Reporters from the New York Times visited New Sky Metals in 2019 and found that it was still involved in handling foreign e-waste and had only been cited $650 per offence. At the same time, documents of import and working schedules written in Chinese were found and employees from Myanmar were interviewed. Since then, 14 additional businesses in that province alone were granted licences to process electronic waste, according to the Times.
Thai officials say that 100 percent of the material imported in containers is examined for e-waste, but opponents claim that the true figures are more like 10 percent and that even then examiners are directed to what they can and cannot inspect, according to Somnuck Jongmeewasin, a lecturer in environmental management at Silpakorn University International College.
On top of that, in October of this year, the Thai legislature loosened labour and environmental regulations for all factories – a move that has benefited the e-waste industry.

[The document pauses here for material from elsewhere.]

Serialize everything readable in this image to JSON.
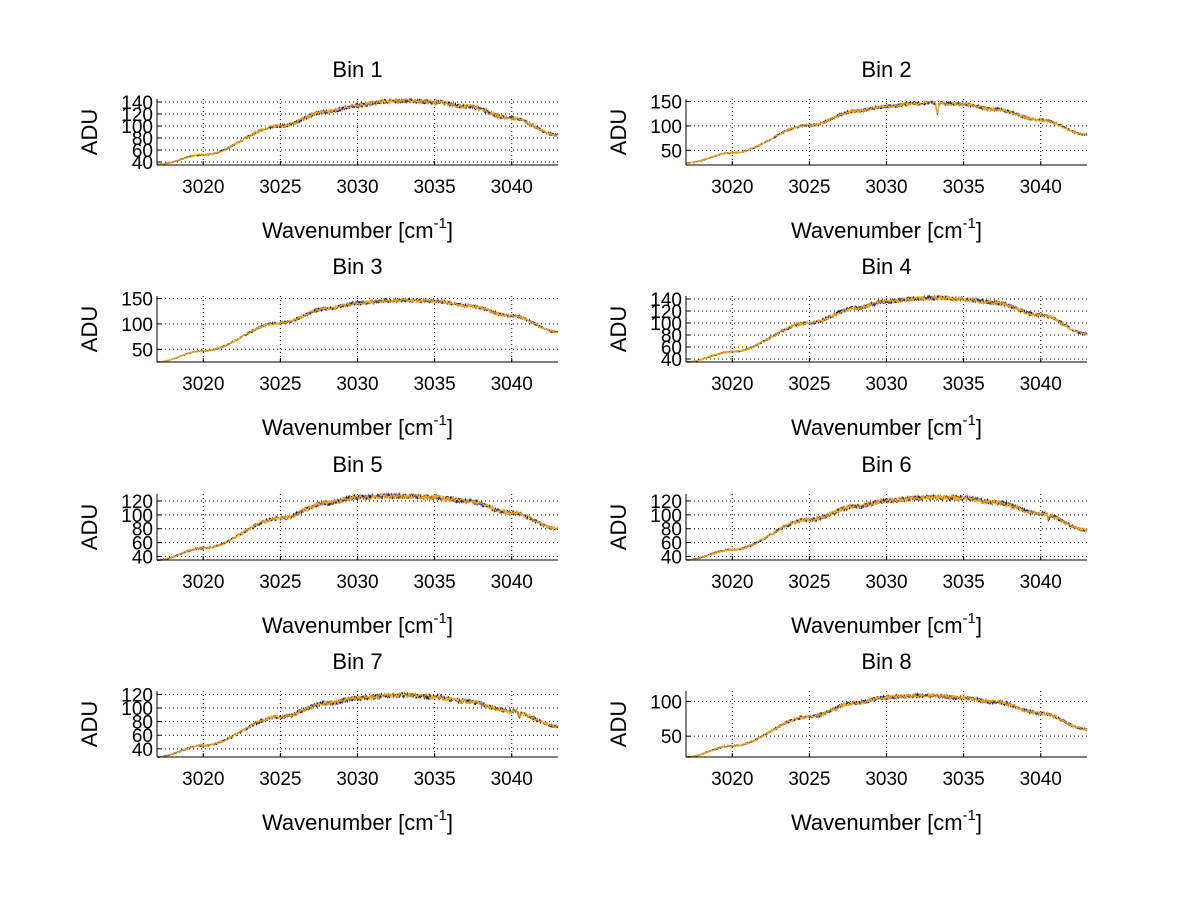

At the same time, a draft bill that would ensure tighter control over Thailand’s electronic waste industry has languished in a legal stasis. “Thailand is welcoming environmental degradation with its own laws. There are so many loopholes and ways to escape punishment,” Jongmeewasin told The New York Times .
Thai NGOs like EARTH would like to see measures created to work with the ‘circular economy’ that already exists in the country to deal with potentially toxic waste.
According to Khun ‘Nit’ Pohjuhm, a refugee worker in Prachuap Kiri Kahn province, e-waste is already salvaged and separated for recycling centres. “Once the valuable parts are stripped, everything else is thrown into the incinerator. This is a different smell than burning rubbish, it’s toxic, it will make you sick,” he told FairPlanet.
A general push around the world has called for companies to be held accountable for the waste their products become. This is true from the smallest pieces of plastic that have become part of every living species on earth to the sachets that clog the waterways of the poorest countries. E-waste is no different.
“Members of the government may live far away from polluted areas, but toxic substances can spread and stay in the environment for a long time, even to the next generations. Sooner or later, the negative impact on the environment will affect everyone and the government will not be able to avoid the issue,” Penchom Saetang, director of EARTH, said in a statement.